4 сентября 1830 года по страшной грязи приехал я во Владимир и приютился до приискания квартиры у инспектора Агапита (он был после директором в Вифании, а затем архимандритом в московском Новоспасском монастыре). 9 числа вступил в должность.
По случаю умножения учеников философский класс был разделен на три отделения. Я поступил в 3-е отделение, в котором было 110 человек. Тогда, да и ныне, кажется тоже, считался главным один предмет, на который и обращалось все внимание, а прочие, второстепенные, изучались без всякого значения; поэтому и наставник главного предмета считался в классе первым и главным наставником. Действительно, он имел большое влияние на развитие учеников и голос его был решительный во всех почти случаях. Таким образом, принявши на себя звание профессора философии — главного и важного по существу своему предмета, я принял на себя большую ответственность пред Богом и своей совестью. Исполнить свою обязанность так, как следует, я решительно не мог: ни опытности, ни достаточных сведений не было, но было у меня одно, смею сказать, достоинство: я считал за грех быть дармоедом и искренно желал добра своим ученикам. Это чувство заставило меня трудиться много, и я действительно трудился.

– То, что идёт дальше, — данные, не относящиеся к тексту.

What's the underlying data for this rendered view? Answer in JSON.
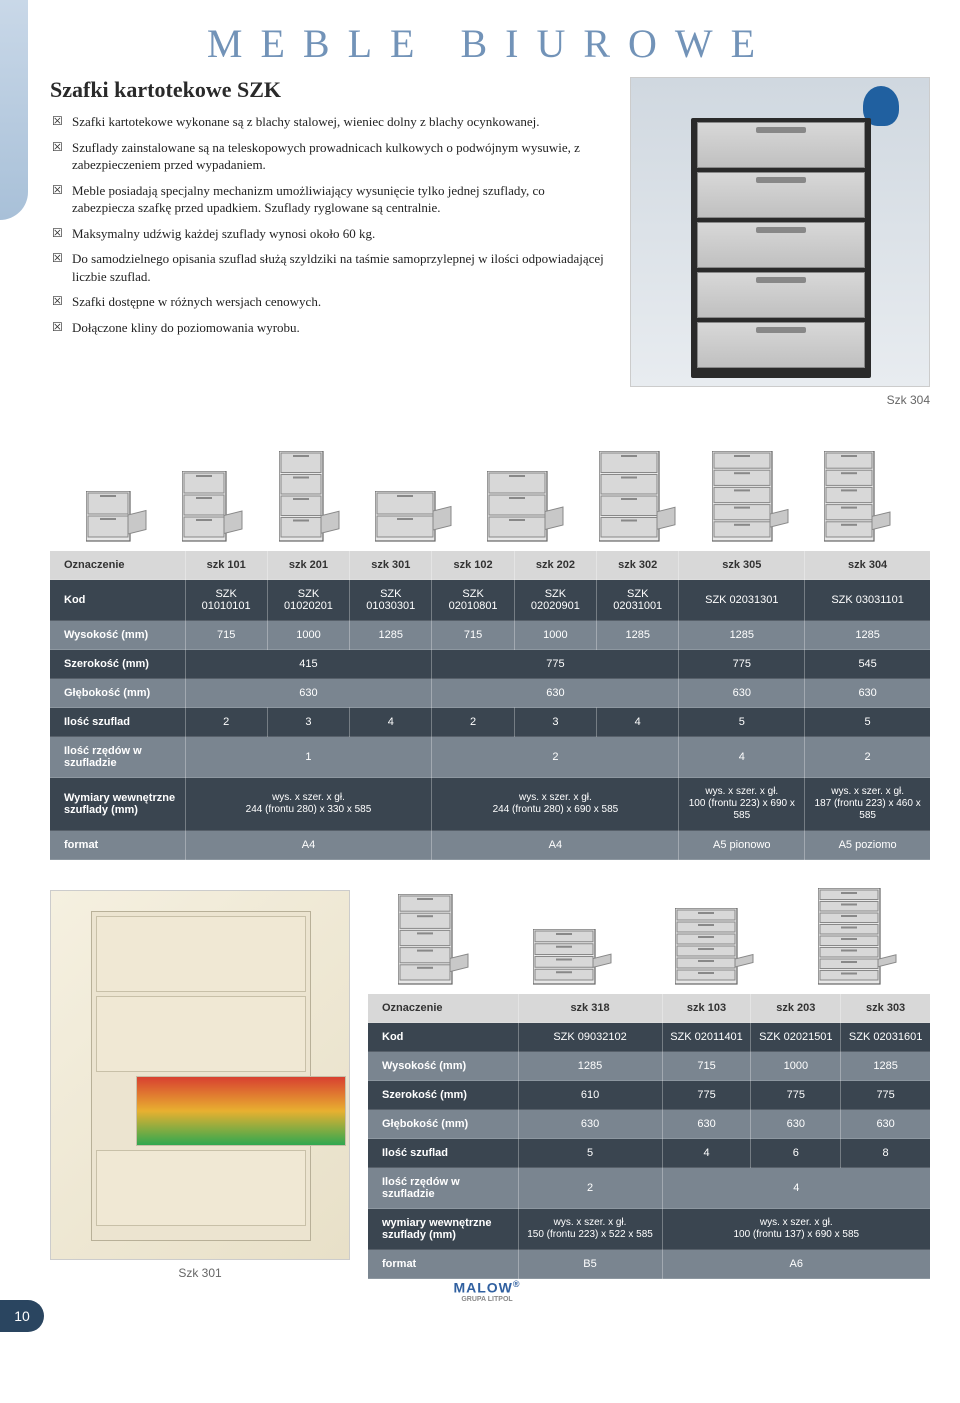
{
  "page_title": "MEBLE BIUROWE",
  "section_title": "Szafki kartotekowe SZK",
  "bullets": [
    "Szafki kartotekowe wykonane są z blachy stalowej, wieniec dolny z blachy ocynkowanej.",
    "Szuflady zainstalowane są na teleskopowych prowadnicach kulkowych o podwójnym wysuwie, z zabezpieczeniem przed wypadaniem.",
    "Meble posiadają specjalny mechanizm umożliwiający wysunięcie tylko jednej szuflady, co zabezpiecza szafkę przed upadkiem. Szuflady ryglowane są centralnie.",
    "Maksymalny udźwig każdej szuflady wynosi około 60 kg.",
    "Do samodzielnego opisania szuflad służą szyldziki na taśmie samoprzylepnej w ilości odpowiadającej liczbie szuflad.",
    "Szafki dostępne w różnych wersjach cenowych.",
    "Dołączone kliny do poziomowania wyrobu."
  ],
  "photo1_caption": "Szk 304",
  "photo2_caption": "Szk 301",
  "page_number": "10",
  "logo_text": "MALOW",
  "logo_sub": "GRUPA LITPOL",
  "colors": {
    "title": "#7293b8",
    "row_dark": "#3a4550",
    "row_light": "#7a8590",
    "header_bg": "#d8d8d8",
    "badge": "#2a4560"
  },
  "table1": {
    "row_labels": [
      "Oznaczenie",
      "Kod",
      "Wysokość (mm)",
      "Szerokość (mm)",
      "Głębokość (mm)",
      "Ilość szuflad",
      "Ilość rzędów w szufladzie",
      "Wymiary wewnętrzne szuflady (mm)",
      "format"
    ],
    "header": [
      "szk 101",
      "szk 201",
      "szk 301",
      "szk 102",
      "szk 202",
      "szk 302",
      "szk 305",
      "szk 304"
    ],
    "kod": [
      "SZK 01010101",
      "SZK 01020201",
      "SZK 01030301",
      "SZK 02010801",
      "SZK 02020901",
      "SZK 02031001",
      "SZK 02031301",
      "SZK 03031101"
    ],
    "wysokosc": [
      "715",
      "1000",
      "1285",
      "715",
      "1000",
      "1285",
      "1285",
      "1285"
    ],
    "szerokosc": {
      "groups": [
        {
          "span": 3,
          "val": "415"
        },
        {
          "span": 3,
          "val": "775"
        },
        {
          "span": 1,
          "val": "775"
        },
        {
          "span": 1,
          "val": "545"
        }
      ]
    },
    "glebokosc": {
      "groups": [
        {
          "span": 3,
          "val": "630"
        },
        {
          "span": 3,
          "val": "630"
        },
        {
          "span": 1,
          "val": "630"
        },
        {
          "span": 1,
          "val": "630"
        }
      ]
    },
    "szuflad": [
      "2",
      "3",
      "4",
      "2",
      "3",
      "4",
      "5",
      "5"
    ],
    "rzedow": {
      "groups": [
        {
          "span": 3,
          "val": "1"
        },
        {
          "span": 3,
          "val": "2"
        },
        {
          "span": 1,
          "val": "4"
        },
        {
          "span": 1,
          "val": "2"
        }
      ]
    },
    "wymiary": {
      "groups": [
        {
          "span": 3,
          "l1": "wys. x szer. x gł.",
          "l2": "244 (frontu 280) x 330 x 585"
        },
        {
          "span": 3,
          "l1": "wys. x szer. x gł.",
          "l2": "244 (frontu 280) x 690 x 585"
        },
        {
          "span": 1,
          "l1": "wys. x szer. x gł.",
          "l2": "100 (frontu 223) x 690 x 585"
        },
        {
          "span": 1,
          "l1": "wys. x szer. x gł.",
          "l2": "187 (frontu 223) x 460 x 585"
        }
      ]
    },
    "format": {
      "groups": [
        {
          "span": 3,
          "val": "A4"
        },
        {
          "span": 3,
          "val": "A4"
        },
        {
          "span": 1,
          "val": "A5 pionowo"
        },
        {
          "span": 1,
          "val": "A5 poziomo"
        }
      ]
    },
    "icon_drawers": [
      2,
      3,
      4,
      2,
      3,
      4,
      5,
      5
    ],
    "icon_heights": [
      50,
      70,
      90,
      50,
      70,
      90,
      90,
      90
    ],
    "icon_widths": [
      44,
      44,
      44,
      60,
      60,
      60,
      60,
      50
    ]
  },
  "table2": {
    "row_labels": [
      "Oznaczenie",
      "Kod",
      "Wysokość (mm)",
      "Szerokość (mm)",
      "Głębokość (mm)",
      "Ilość szuflad",
      "Ilość rzędów w szufladzie",
      "wymiary wewnętrzne szuflady (mm)",
      "format"
    ],
    "header": [
      "szk 318",
      "szk 103",
      "szk 203",
      "szk 303"
    ],
    "kod": [
      "SZK 09032102",
      "SZK 02011401",
      "SZK 02021501",
      "SZK 02031601"
    ],
    "wysokosc": [
      "1285",
      "715",
      "1000",
      "1285"
    ],
    "szerokosc": [
      "610",
      "775",
      "775",
      "775"
    ],
    "glebokosc": [
      "630",
      "630",
      "630",
      "630"
    ],
    "szuflad": [
      "5",
      "4",
      "6",
      "8"
    ],
    "rzedow": {
      "groups": [
        {
          "span": 1,
          "val": "2"
        },
        {
          "span": 3,
          "val": "4"
        }
      ]
    },
    "wymiary": {
      "groups": [
        {
          "span": 1,
          "l1": "wys. x szer. x gł.",
          "l2": "150 (frontu 223) x 522 x 585"
        },
        {
          "span": 3,
          "l1": "wys. x szer. x gł.",
          "l2": "100 (frontu 137) x 690 x 585"
        }
      ]
    },
    "format": {
      "groups": [
        {
          "span": 1,
          "val": "B5"
        },
        {
          "span": 3,
          "val": "A6"
        }
      ]
    },
    "icon_drawers": [
      5,
      4,
      6,
      8
    ],
    "icon_heights": [
      90,
      55,
      76,
      96
    ],
    "icon_widths": [
      54,
      62,
      62,
      62
    ]
  }
}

Пришлось опять просиживать за полночь над мудрыми философскими системами, над составлением своих записок (хотя и был учебник дан в руководство, но им никто не пользовался), над ученическими тетрадками. Каждый месяц ученики подавали по одной задаче на русском языке и одну на латинском. Все до одной я просматривал тщательно, делал свои замечания и сдавал ученикам обратно со словесными объяснениями. Эта работа была самая скучная, требовала от меня много времени и терпения, зато ученикам послужила в пользу. Многие ребята с дарованиями стали излагать свои мысли строго, отчетливо, даже с некоторым изяществом. В которых я замечал больше других способностей, тех призывал к себе на квартиру, давал читать книги, стараясь поселить любовь к умственному труду, пробудить соревнование. Некоторые воспользовались моими молодыми, но зато искренними наставлениями и пошли далеко. От семинарских приносов я решительно отказался, ни после праздников, ни перед праздниками не смели ко мне являться ни с кульками, ни с ассигнациями. По моему понятию — это гнусный обычай, унижающий наставника; трудно ему быть беспристрастным к мальчику, с которого он взял взятку (впрочем, и со мной, кажется, были три случая: должен был уступить грубой настойчивости и самой унизительной просьбе). Мой первый курс был очень счастлив тем, что в нем было много ребят даровитых, которые после вышли в люди, но несчастлив тем, что два раза прерывалось ученье появлением холеры.
Мы после привыкли к этому пугалу, а в первый раз она всю Россию страшно перепугала. Из Саратова она пожаловала в Нижний Новгород во время ярмарки и всех разогнала. Во Владимире, да и во всей Владимирской губернии ее вовсе не было, но у страха глаза велики. В сентябре, прежде нежели я успел оглядеться и обзавестись маленьким хозяйством, семинаристов распустили по домам. Повсюду страх, уныние. Правительство в отвращение зла приняло разные меры предосторожности. Но эти меры связали народ, усилили страх и произвели много неудовольствия. Деревни стали окуривать навозом, везде наставили карантинов, торги остановились. После догадались, что холера никакого курева не боится и на заставы не обращает никакого внимания.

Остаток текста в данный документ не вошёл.